Mullakkara Retnakaran (born 9 May 1953) is an Indian politician from Kollam, Kerala and former Minister for Agriculture in Kerala. He is the State Executive Member of Communist Party of India CPI, Kerala since 2005. He is a Member in the 14th Kerala Legislative Assembly representing Chadayamangalam constituency in Kollam district since 2006. He is the Chairman of Legislative Committee on Environment, Kerala since 25 January 2019. He served as the Minister of Agriculture in the 12th Legislative assembly of Kerala.

==Political career==
Mullakkara Retnakaran became a member in Communist Party of India in 1978. He has served as All India Youth Federation (AIYF) State President and Secretary.

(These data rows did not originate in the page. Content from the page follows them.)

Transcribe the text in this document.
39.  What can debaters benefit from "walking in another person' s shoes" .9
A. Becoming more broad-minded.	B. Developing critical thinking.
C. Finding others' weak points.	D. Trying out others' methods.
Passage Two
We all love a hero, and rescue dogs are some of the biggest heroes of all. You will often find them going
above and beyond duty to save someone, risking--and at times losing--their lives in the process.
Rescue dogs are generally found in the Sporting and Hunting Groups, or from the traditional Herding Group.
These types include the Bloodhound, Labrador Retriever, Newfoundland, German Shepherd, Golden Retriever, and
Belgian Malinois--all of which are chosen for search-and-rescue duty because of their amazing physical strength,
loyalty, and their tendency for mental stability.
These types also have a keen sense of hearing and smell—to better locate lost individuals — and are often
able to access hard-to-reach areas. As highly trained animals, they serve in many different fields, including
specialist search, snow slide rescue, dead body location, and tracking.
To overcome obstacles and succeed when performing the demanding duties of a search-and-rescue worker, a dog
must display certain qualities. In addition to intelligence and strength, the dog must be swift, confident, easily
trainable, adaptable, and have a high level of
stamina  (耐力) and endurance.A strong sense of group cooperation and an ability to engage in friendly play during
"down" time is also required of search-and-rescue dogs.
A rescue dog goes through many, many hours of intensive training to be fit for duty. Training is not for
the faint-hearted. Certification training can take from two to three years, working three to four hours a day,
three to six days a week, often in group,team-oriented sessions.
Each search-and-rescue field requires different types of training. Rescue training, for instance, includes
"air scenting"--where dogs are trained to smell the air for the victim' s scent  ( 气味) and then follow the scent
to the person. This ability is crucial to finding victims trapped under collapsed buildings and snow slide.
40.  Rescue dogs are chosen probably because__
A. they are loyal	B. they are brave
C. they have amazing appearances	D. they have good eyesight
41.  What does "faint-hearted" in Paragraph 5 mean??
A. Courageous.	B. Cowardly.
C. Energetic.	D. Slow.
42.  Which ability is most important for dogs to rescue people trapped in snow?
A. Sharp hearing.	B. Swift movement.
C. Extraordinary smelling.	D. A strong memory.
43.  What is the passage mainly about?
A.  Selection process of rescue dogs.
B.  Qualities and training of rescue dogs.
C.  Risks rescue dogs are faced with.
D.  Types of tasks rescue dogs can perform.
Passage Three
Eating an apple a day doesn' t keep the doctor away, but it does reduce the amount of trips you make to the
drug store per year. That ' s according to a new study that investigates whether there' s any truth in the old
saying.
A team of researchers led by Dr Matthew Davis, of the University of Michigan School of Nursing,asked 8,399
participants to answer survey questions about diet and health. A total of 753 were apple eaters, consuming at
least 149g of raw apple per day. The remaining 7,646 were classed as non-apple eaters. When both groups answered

During his political career, Retnakaran went to jail several times in connection with agitations, including "Job or Jail" strike.

==Personal life==
Retnakaran is the son of Purushothaman and Sulochana. He was born at Mullakkara, Kollam on 9 May 1954. He lives at Ambalakkara, Kottarakkara, Kollam. He is married to Geetha Raghavan. She retired as the Principal of CP Higher Secondary School, Kuttikkadu, Kadakkal.

==Books==

1. Samarathanalil (സമരത്തണലിൽ), Published by Prabhath Book House in 2019.
2. Mahabharathathiloode (മഹാഭാരതത്തിലൂടെ), Published by Sankeerthanam Publications in 2020.